Parliament's security committee denounced the bombing, saying it "shows the ugliness and brutality" of the attackers.

Shia lawmaker Hakim al-Zamili, who heads the committee, reiterated demands for a security review and for improving Iraq's intelligence services.

World leaders condemn attack

Al-Zamili also urged forming neighbourhood groups that would keep Iraqi forces updated on the local situation, and he called for the firing of security officials whose failures may have led to the Sadr City attack, saying this was their "last warning."

Gyorgy Busztin, the acting chief of the U.N. mission in Iraq, called Thursday's attack "heinous and cowardly."
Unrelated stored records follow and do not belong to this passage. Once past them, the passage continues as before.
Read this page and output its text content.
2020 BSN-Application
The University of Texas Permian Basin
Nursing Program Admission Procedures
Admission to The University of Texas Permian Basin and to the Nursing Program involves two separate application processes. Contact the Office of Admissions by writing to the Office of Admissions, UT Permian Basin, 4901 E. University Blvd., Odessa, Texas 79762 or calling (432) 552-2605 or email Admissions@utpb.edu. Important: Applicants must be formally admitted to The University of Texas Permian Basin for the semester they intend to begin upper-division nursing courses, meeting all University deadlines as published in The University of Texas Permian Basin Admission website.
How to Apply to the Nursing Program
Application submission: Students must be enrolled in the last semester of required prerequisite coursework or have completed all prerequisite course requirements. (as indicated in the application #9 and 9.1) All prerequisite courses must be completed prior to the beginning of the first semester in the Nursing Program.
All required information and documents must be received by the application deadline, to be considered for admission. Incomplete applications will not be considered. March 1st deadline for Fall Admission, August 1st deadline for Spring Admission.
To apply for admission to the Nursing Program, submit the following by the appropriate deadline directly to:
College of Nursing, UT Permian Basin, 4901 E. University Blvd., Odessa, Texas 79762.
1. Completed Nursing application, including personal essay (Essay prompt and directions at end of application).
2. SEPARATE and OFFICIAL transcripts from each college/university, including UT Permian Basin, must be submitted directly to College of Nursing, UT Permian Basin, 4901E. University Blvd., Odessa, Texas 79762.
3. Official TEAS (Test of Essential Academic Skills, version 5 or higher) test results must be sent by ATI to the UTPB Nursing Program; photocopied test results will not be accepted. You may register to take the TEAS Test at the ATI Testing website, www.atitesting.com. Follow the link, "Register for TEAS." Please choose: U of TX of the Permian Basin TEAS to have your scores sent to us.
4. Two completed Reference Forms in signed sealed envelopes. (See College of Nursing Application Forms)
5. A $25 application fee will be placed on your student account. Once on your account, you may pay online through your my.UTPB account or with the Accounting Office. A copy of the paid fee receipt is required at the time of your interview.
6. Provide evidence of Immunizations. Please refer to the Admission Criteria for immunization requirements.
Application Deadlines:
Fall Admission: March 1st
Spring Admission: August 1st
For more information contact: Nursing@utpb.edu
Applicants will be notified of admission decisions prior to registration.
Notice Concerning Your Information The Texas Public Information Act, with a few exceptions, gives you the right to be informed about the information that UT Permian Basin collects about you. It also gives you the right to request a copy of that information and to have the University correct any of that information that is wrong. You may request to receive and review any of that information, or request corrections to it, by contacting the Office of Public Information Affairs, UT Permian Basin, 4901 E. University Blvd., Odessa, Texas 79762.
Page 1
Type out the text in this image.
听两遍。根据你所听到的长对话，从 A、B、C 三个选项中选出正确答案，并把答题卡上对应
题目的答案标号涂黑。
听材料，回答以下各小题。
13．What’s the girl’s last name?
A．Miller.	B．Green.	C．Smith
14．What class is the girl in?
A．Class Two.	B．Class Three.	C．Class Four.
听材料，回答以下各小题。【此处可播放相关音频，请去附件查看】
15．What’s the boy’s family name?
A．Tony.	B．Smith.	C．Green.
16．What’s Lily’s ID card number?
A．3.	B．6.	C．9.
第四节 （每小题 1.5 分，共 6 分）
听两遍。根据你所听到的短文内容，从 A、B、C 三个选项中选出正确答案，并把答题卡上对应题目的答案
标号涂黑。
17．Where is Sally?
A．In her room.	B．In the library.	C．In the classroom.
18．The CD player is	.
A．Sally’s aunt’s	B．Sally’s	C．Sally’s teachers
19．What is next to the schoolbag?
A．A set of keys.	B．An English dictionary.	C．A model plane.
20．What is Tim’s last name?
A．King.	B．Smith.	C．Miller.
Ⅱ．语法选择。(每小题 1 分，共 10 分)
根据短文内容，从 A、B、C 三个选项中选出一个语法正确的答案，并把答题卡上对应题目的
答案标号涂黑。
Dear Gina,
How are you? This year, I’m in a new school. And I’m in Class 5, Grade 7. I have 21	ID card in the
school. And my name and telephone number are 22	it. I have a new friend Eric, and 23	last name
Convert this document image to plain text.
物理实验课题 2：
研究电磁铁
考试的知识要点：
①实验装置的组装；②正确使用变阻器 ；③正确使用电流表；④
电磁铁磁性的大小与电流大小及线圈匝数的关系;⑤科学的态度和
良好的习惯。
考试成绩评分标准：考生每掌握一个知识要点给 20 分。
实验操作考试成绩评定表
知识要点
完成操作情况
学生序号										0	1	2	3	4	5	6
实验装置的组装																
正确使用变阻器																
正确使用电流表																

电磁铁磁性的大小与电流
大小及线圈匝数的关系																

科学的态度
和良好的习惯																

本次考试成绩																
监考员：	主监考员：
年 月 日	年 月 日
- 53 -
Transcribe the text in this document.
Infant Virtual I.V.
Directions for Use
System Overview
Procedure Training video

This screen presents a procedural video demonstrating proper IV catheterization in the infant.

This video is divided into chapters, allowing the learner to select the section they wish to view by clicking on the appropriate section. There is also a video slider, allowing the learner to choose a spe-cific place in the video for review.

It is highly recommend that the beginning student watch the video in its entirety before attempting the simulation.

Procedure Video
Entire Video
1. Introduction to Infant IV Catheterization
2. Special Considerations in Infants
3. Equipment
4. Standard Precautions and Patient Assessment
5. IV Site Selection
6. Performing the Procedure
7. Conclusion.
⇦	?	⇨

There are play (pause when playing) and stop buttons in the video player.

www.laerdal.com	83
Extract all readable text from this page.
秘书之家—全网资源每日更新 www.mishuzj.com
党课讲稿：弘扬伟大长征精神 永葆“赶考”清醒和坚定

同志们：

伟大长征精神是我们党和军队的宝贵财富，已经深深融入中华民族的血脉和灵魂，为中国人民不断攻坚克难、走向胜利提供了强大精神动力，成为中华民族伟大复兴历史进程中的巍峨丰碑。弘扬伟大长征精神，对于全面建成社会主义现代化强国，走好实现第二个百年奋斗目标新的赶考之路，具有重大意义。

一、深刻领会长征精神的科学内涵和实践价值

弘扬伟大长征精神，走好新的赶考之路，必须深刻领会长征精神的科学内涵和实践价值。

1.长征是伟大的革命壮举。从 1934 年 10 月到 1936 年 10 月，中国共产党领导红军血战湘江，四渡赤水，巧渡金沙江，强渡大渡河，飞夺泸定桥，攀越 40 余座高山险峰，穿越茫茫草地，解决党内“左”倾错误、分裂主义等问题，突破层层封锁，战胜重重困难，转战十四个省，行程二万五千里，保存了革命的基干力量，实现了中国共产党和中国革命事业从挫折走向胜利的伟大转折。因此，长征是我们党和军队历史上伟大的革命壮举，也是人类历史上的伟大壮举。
French President Francois Hollande also condemned the attack and said he spoke with al-Abadi by telephone to express his support.

Sadr City, previously known as Saddam City before the 2003 U.S.-led invasion, is home to some three million, with most of them Shia Muslims. The district saw some of the worst fighting in the early days of the war. In 2004, coalition troops engaged in bloody battles in Sadr City and elsewhere with members of the Mahdi Army fighters loyal to radical Shia cleric Muqtada al-Sadr.

ISIS claimed responsibility for a suicide car bombing Monday at a marketplace in Baquba, the capital of eastern Diyala province, that killed 34. The militants also targeted a market in Diyala last month, killing more than 115 people in one of the worst-single attacks to tear through the country in a decade.

The Iraqi military launched a large-scale operation last month to retake the western province of Anbar from the extremists.

A U.S.-led coalition has been bolstering Iraqi troops in their efforts to claw back territory from the militants for the past year. But while security forces successfully managed to recapture Saddam Hussein's hometown of Tikrit in April, operations elsewhere have stalled as government-backed forces struggle to dislodge the extremists from Iraq's biggest Sunni strongholds.